Diego Luna and Mexican actors seek empathy for drug war victims
By MANUEL RUEDA
Channel: Latin American Affairs
A group of well known Mexican actors, including the internationally acclaimed Diego Luna, launched an ad campaign on Monday, that is calling on people in Mexico and elsewhere to empathize with victims of the war on drugs, and to support their struggle for justice and peace.
The campaign, called En los Zapatos del Otro or “In Someone Else’s Shoes,” exposes Mexicans to video and radio ads in which professional actors, speaking in the first person, narrate the chilling testimonies of Mexico’s drug war victims and also talk about what the victims feel when they are in a march, seeking justice from government authorities.
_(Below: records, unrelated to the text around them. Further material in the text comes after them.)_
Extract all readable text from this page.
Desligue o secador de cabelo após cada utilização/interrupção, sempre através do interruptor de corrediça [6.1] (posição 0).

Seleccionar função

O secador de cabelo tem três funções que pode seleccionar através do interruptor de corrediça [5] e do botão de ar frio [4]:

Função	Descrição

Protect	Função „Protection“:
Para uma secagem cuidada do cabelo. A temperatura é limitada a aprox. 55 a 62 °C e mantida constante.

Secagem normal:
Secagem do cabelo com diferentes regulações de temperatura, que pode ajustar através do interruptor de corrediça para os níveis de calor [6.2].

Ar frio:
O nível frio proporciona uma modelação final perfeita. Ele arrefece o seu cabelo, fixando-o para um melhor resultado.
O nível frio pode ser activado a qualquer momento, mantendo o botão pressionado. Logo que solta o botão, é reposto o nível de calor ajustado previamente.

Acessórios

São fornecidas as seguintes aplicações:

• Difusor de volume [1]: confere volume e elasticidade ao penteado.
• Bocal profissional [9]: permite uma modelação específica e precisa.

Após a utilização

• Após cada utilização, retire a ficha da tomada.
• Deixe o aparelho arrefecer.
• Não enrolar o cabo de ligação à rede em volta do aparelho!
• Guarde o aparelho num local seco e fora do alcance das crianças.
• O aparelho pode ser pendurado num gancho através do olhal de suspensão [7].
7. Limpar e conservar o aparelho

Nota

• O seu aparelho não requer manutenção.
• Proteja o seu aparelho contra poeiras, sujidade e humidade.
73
In Mexico, where the general population has become somewhat desensitized to regular news of beheadings, murders, and shootings, and where activists accuse the government of ignoring victims or labeling some of them as mere criminals, the campaign is one of several ongoing efforts that seeks to generate solidarity between drug war victims and the general population.
“My name is Javier Sicilia,” says actor Daniel Gimenez in one of the video ads, “my son Juan Francisco was brutally assassinated, along with Julio Cesar Romero Jaime, Luis Antonio Romero Jaime, and Gabriel Anejo Escalera”
“They are victims of a war which has put this country in a state of emergency,” says the ad, which was made by a group of well-known cinema and soap opera actors that call themselves El Grito Mas Fuerte, or the Strongest Shout.
According to El Grito’s website, the ads respond to a collective desire among the actors to support the work of poet Javier Sicilia and his Movement for Peace with Justice and Dignity, a group of drug war victims, which has held marches around the country, seeking justice for victims and an end to the government’s bloody confrontation with the country’s cartels.
“We want to give voice to the victims of violence in Mexico, and at the same time generate awareness (of the problem) amongst citizens, so that we can all become agents of change,” says El Grito’s webpage.
More than 45,000 Mexicans have died from drug related violence since 2006, including Javier Sicilia’s son, whose body was found in the trunk of a car in the city of Cuernavaca.
Sicilia, who became a well known activist after his son’s death, said he was moved by the actors’ support during a concert on Monday, in which the campaign was launched.
“If we do not think of each other as brothers and if we do not recognize that someone else’s pain is also our pain…we will never be able to fight crime together” he said.